Г. Ягдфельд. «Музыка ночью». Томский ТЮЗ.
Режиссер Тимур Насиров, художник Никита Сазонов

В Томском ТЮЗе состоялась премьера спектакля по малоизвестной пьесе ленинградского писателя и киносценариста Григория Ягдфельда «Музыка ночью». Поставил ее Тимур Насиров, режиссер петербургской школы (мастерская Григория Козлова). В течение трех лет он был главным режиссером Лысьвенского муниципального театра им. А. Савина (Пермский край), а с этого сезона ушел в театральные скитальцы.

Спектакль ТЮЗа имел успех на томском областном фестивале «Маска», но реакция публики на него неоднозначна — от раздражения (где правда о войне?) до полного умиления.
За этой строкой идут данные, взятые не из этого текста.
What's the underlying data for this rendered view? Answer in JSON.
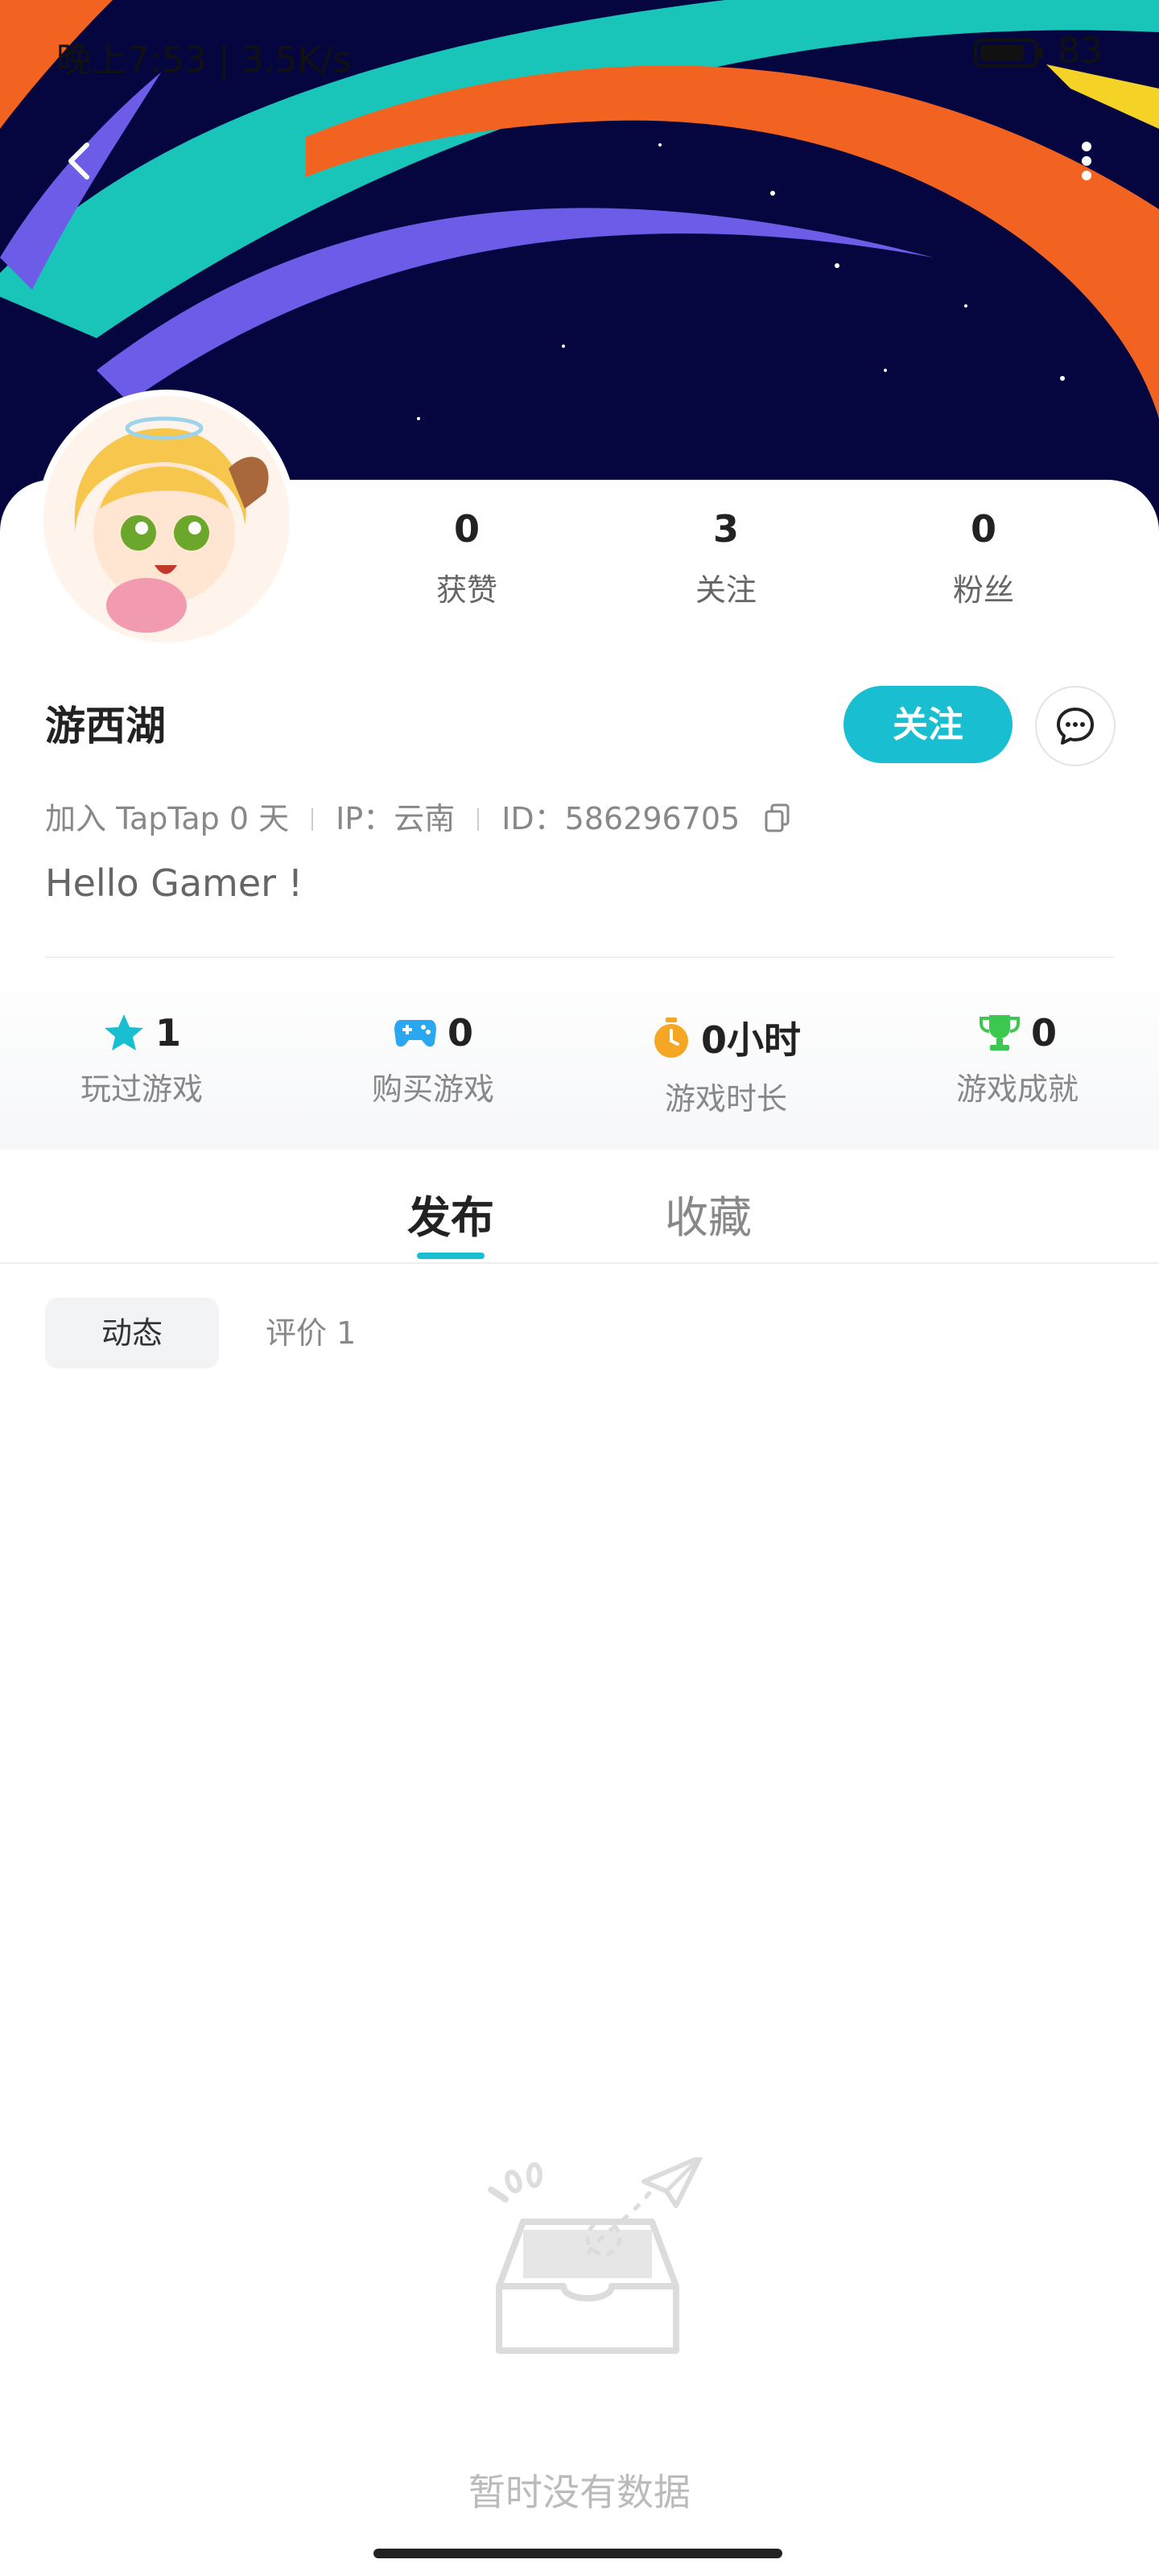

Ищущих полной правды зрителей надо переводить в категорию читателей и отсылать к литературе: к книгам В. Астафьева, Г. Бакланова, к «лейтенантской прозе», к «Блокадной книге» А. Адамовича и Д. Гранина (но и там полной правды не получишь). А от театра правды про войну требовать не надо, а то на зрителей машин «скорой помощи» не напасешься. В театре стоит искать хоть какую-нибудь жизнь человеческого духа. И если вдруг она там есть — вот уже и счастье. В спектакле Тимура Насирова она есть, и хочется как-то с этой жизнью разобраться.
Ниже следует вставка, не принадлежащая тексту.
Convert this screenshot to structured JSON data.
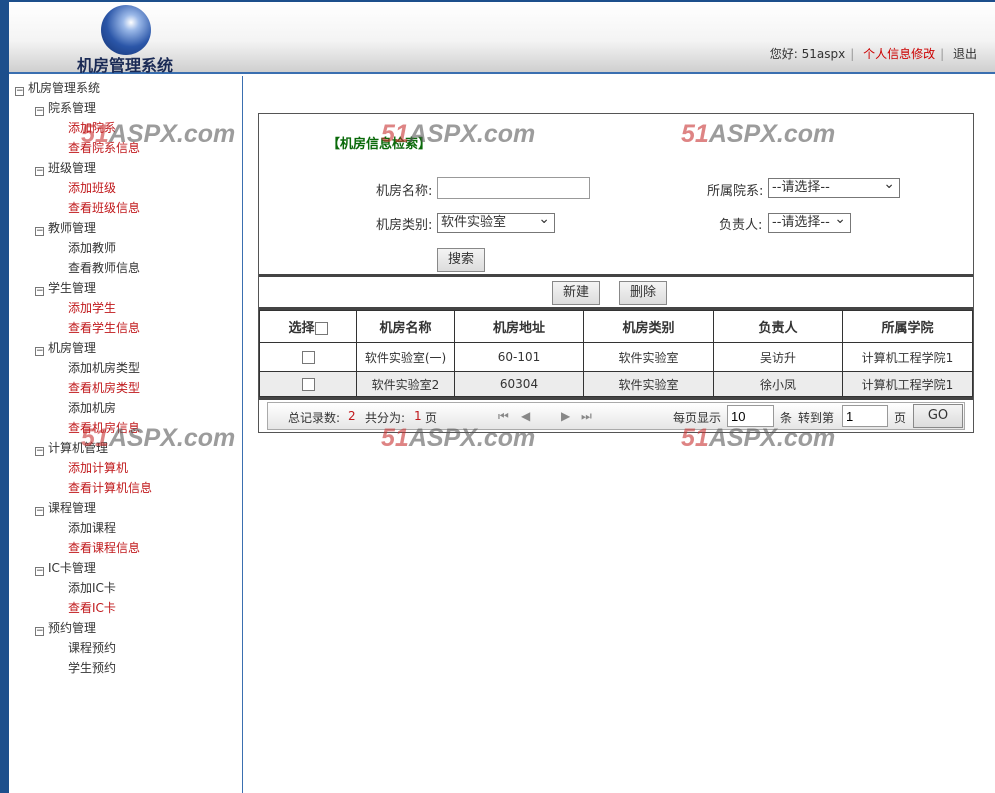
{
  "header": {
    "logo_text": "机房管理系统",
    "greeting": "您好:",
    "username": "51aspx",
    "profile_link": "个人信息修改",
    "logout": "退出"
  },
  "sidebar": {
    "root": "机房管理系统",
    "groups": [
      {
        "label": "院系管理",
        "items": [
          {
            "label": "添加院系",
            "red": true
          },
          {
            "label": "查看院系信息",
            "red": true
          }
        ]
      },
      {
        "label": "班级管理",
        "items": [
          {
            "label": "添加班级",
            "red": true
          },
          {
            "label": "查看班级信息",
            "red": true
          }
        ]
      },
      {
        "label": "教师管理",
        "items": [
          {
            "label": "添加教师",
            "red": false
          },
          {
            "label": "查看教师信息",
            "red": false
          }
        ]
      },
      {
        "label": "学生管理",
        "items": [
          {
            "label": "添加学生",
            "red": true
          },
          {
            "label": "查看学生信息",
            "red": true
          }
        ]
      },
      {
        "label": "机房管理",
        "items": [
          {
            "label": "添加机房类型",
            "red": false
          },
          {
            "label": "查看机房类型",
            "red": true
          },
          {
            "label": "添加机房",
            "red": false
          },
          {
            "label": "查看机房信息",
            "red": true
          }
        ]
      },
      {
        "label": "计算机管理",
        "items": [
          {
            "label": "添加计算机",
            "red": true
          },
          {
            "label": "查看计算机信息",
            "red": true
          }
        ]
      },
      {
        "label": "课程管理",
        "items": [
          {
            "label": "添加课程",
            "red": false
          },
          {
            "label": "查看课程信息",
            "red": true
          }
        ]
      },
      {
        "label": "IC卡管理",
        "items": [
          {
            "label": "添加IC卡",
            "red": false
          },
          {
            "label": "查看IC卡",
            "red": true
          }
        ]
      },
      {
        "label": "预约管理",
        "items": [
          {
            "label": "课程预约",
            "red": false
          },
          {
            "label": "学生预约",
            "red": false
          }
        ]
      }
    ]
  },
  "search": {
    "title": "【机房信息检索】",
    "name_label": "机房名称:",
    "name_value": "",
    "dept_label": "所属院系:",
    "dept_value": "--请选择--",
    "type_label": "机房类别:",
    "type_value": "软件实验室",
    "manager_label": "负责人:",
    "manager_value": "--请选择--",
    "search_button": "搜索"
  },
  "actions": {
    "new": "新建",
    "delete": "删除"
  },
  "table": {
    "headers": [
      "选择",
      "机房名称",
      "机房地址",
      "机房类别",
      "负责人",
      "所属学院"
    ],
    "rows": [
      [
        "软件实验室(一)",
        "60-101",
        "软件实验室",
        "吴访升",
        "计算机工程学院1"
      ],
      [
        "软件实验室2",
        "60304",
        "软件实验室",
        "徐小凤",
        "计算机工程学院1"
      ]
    ]
  },
  "pager": {
    "total_label": "总记录数:",
    "total": "2",
    "pages_label": "共分为:",
    "pages": "1",
    "page_unit": "页",
    "per_page_label": "每页显示",
    "per_page": "10",
    "per_page_unit": "条",
    "goto_label": "转到第",
    "goto_value": "1",
    "goto_unit": "页",
    "go": "GO"
  },
  "watermark": {
    "red": "51",
    "grey": "ASPX.com"
  }
}
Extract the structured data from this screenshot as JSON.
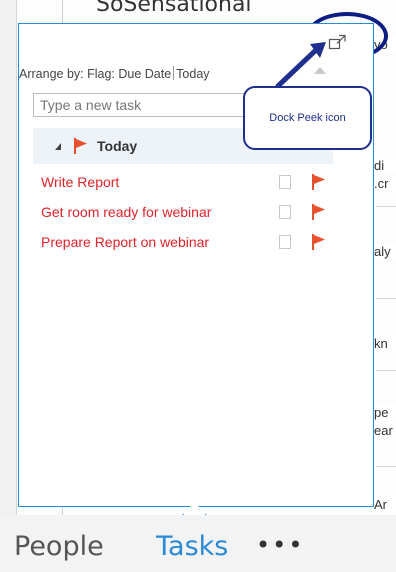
{
  "background": {
    "header_title": "SoSensational",
    "fragments": [
      "yo",
      "di",
      ".cr",
      "aly",
      "kn",
      "pe",
      "ear",
      "Ar"
    ]
  },
  "peek": {
    "arrange_label": "Arrange by: Flag: Due Date",
    "arrange_group": "Today",
    "new_task_placeholder": "Type a new task",
    "group_label": "Today",
    "tasks": [
      {
        "title": "Write Report"
      },
      {
        "title": "Get room ready for webinar"
      },
      {
        "title": "Prepare Report on webinar"
      }
    ]
  },
  "callout": {
    "text": "Dock Peek icon"
  },
  "nav": {
    "people": "People",
    "tasks": "Tasks",
    "more": "•••"
  },
  "colors": {
    "accent": "#2a8ad6",
    "task_red": "#e0232a",
    "flag_orange": "#e8512d",
    "callout_navy": "#1f2f8f"
  }
}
Всем режиссерам, ищущим пьесы о войне, рекомендую обратиться к этой. Названий, которые годились бы для юбилейных дат, совсем немного. Не буду их перечислять, но найти что-нибудь новое никак не получается. (Разве только поставить трилогию Солженицына «Пир победителей» или «Когда закончилась война» Макса Фриша, и тогда театр разгромят патриоты.)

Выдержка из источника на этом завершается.